The research team focused on ambiguous failure scenarios that are challenging for standard failure detection frameworks. Such cases pose significant challenges for XAI techniques and require high accuracy in determining the root cause of failures. Integrated Gradients (IG) and SHapley Additive exPlanations (SHAP) were compared, and both methods were used to interpret decisions made by a high-accuracy LSTM classifier trained on the TEP benchmark.
Initial evaluation focused on identifying which process variables had the most impact on fault classification. In many cases, XAI methods converge on similar key features, suggesting consistent reasoning behind the model’s predictions. However, when considering more ambiguous failure scenarios, inconsistencies emerged. Here, the SHAP method often provided insights that more closely aligned with the underlying physical cause of the failure, as understood by process experts.
For example, when diagnosing a specific fault, SHAP consistently highlighted variables directly related to the failure mechanism, whereas IG sometimes indicated factors that were less directly relevant. In some cases, the differences in feature attribution between the two methods were large, indicating that SHAP may improve diagnostic accuracy. Assessing the plausibility of explanations for known process behavior was a central aspect of this work.
The researchers verified the reliability of the model’s inferences by comparing the significance of the features obtained from XAI with established chemical engineering principles.
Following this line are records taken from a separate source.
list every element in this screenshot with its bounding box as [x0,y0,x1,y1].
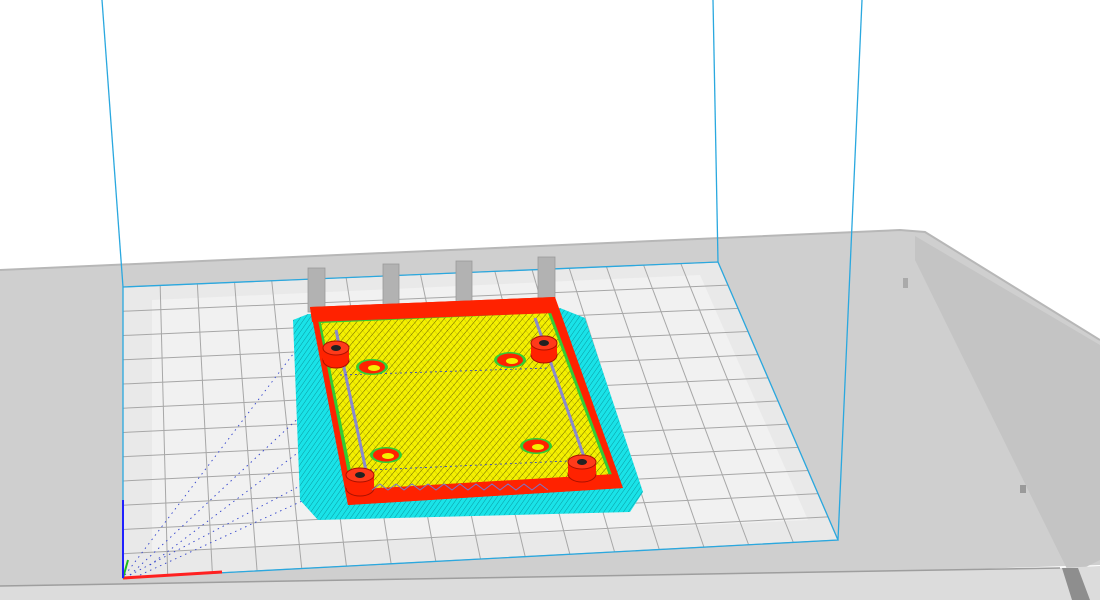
hole-2 [494,352,526,368]
boss-front-right [567,454,597,483]
hole-3 [370,447,402,463]
boss-front-left [345,467,375,497]
platform-bolt-top [903,278,908,288]
hole-4 [520,438,552,454]
scene[interactable] [0,0,1100,600]
layer-view-viewport[interactable] [0,0,1100,600]
hole-1 [356,359,388,375]
platform-bolt-right [1020,485,1026,493]
boss-back-left [322,340,350,369]
boss-back-right [530,335,558,364]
The study then focused on ambiguous results and discussed the determination of fault detection and diagnostic systems applied to complex chemical processes. This study was not limited to easily detectable disorders. Instead, we focused on scenarios that are difficult to diagnose accurately.
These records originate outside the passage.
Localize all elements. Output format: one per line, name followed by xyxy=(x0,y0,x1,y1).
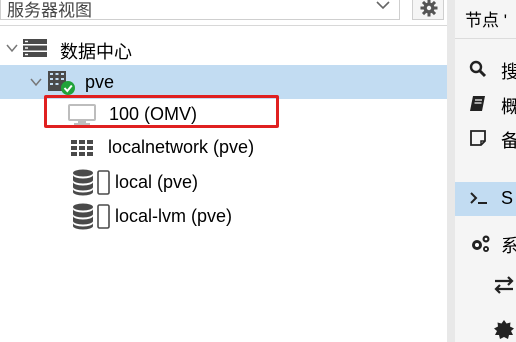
collapse-chevron-icon[interactable] xyxy=(30,77,42,87)
tree-item-local-lvm[interactable]: local-lvm (pve) xyxy=(0,199,447,233)
nav-item-search[interactable]: 搜 xyxy=(455,52,516,86)
tree-item-label: local (pve) xyxy=(115,172,199,192)
nav-item-summary[interactable]: 概 xyxy=(455,87,516,121)
sdn-network-icon xyxy=(71,140,93,156)
chevron-down-icon xyxy=(376,1,390,10)
node-online-icon xyxy=(48,71,75,95)
tree-item-label: local-lvm (pve) xyxy=(115,206,233,226)
shell-icon xyxy=(470,192,487,204)
divider xyxy=(0,25,447,26)
book-icon xyxy=(470,96,485,111)
nav-item-label: 概 xyxy=(501,97,516,117)
storage-icon xyxy=(73,169,110,196)
resource-tree-panel: 服务器视图 数据中心 pve 100 (OMV) localnetwork (p… xyxy=(0,0,447,342)
gear-icon xyxy=(420,0,438,17)
tree-item-datacenter[interactable]: 数据中心 xyxy=(0,31,447,65)
tree-item-pve[interactable]: pve xyxy=(0,65,447,99)
tree-item-local[interactable]: local (pve) xyxy=(0,165,447,199)
storage-icon xyxy=(73,203,110,230)
search-icon xyxy=(469,60,487,78)
collapse-chevron-icon[interactable] xyxy=(6,43,18,53)
view-selector-label: 服务器视图 xyxy=(7,1,92,20)
node-title: 节点 ' xyxy=(465,11,507,30)
datacenter-icon xyxy=(23,39,47,57)
panel-splitter[interactable] xyxy=(447,0,455,342)
nav-item-label: S xyxy=(501,188,514,208)
notes-icon xyxy=(470,130,486,146)
divider xyxy=(455,38,516,39)
nav-item-network[interactable] xyxy=(455,268,516,302)
nav-item-shell[interactable]: S xyxy=(455,182,516,216)
exchange-icon xyxy=(494,276,514,294)
highlight-annotation xyxy=(44,95,279,128)
nav-item-label: 备 xyxy=(501,131,516,151)
certificate-icon xyxy=(494,320,514,339)
tree-item-label: localnetwork (pve) xyxy=(108,137,255,157)
node-nav-panel: 节点 ' 搜 概 备 S 系 xyxy=(455,0,516,342)
tree-item-localnetwork[interactable]: localnetwork (pve) xyxy=(0,130,447,164)
nav-item-label: 系 xyxy=(501,236,516,256)
nav-item-certificates[interactable] xyxy=(455,309,516,342)
settings-button[interactable] xyxy=(412,0,444,20)
tree-item-label: pve xyxy=(85,72,115,92)
view-selector[interactable]: 服务器视图 xyxy=(0,0,400,20)
nav-item-label: 搜 xyxy=(501,62,516,82)
cogs-icon xyxy=(472,235,490,252)
nav-item-system[interactable]: 系 xyxy=(455,226,516,260)
tree-item-label: 数据中心 xyxy=(60,42,132,62)
nav-item-notes[interactable]: 备 xyxy=(455,121,516,155)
In addition to identifying important features, this study also investigated the concordance between the IG and SHAP methods. The results showed that although there was often overlap in the identified variables, the magnitude of their importance scores could differ. The researchers found that the two methods often agreed on the most important variables, but the degree of agreement varied depending on the specific disorder. By comparing two XAI methods, this study provides a means to establish trust between end users and machine learning model decisions.
Explaining machine learning decisions improves fault diagnosis in complex industrial processes
Scientists are increasingly relying on complex machine learning models to monitor and control critical infrastructure. why Getting these models to make concrete decisions remains a major hurdle. This research addresses this challenge by applying explainable AI techniques to the notoriously difficult problem of chemical plant fault diagnosis.
For many years, identifying the root cause of process anomalies has required specialized knowledge and painstaking analysis, often relying on human operators to interpret vast streams of sensor data. Automated systems offer speed and scale, but they lack transparency, making you hesitant to fully trust their results. A comparison of two prominent explanatory techniques, integrated gradients and SHAP, reveals subtle differences in their ability to accurately identify the source of problems within a simulated chemical plant.
Although both techniques successfully highlighted relevant process variables, SHAP may provide a more accurate relationship to the underlying failure. This effort is part of a broader movement to build trust in AI systems used in safety-critical applications. Further research should focus on developing objective metrics to assess the quality of explanations, independent of human interpretation. This could enable widespread adoption of these tools, not just in chemical engineering, but in any field where opaque AI systems make high-stakes decisions.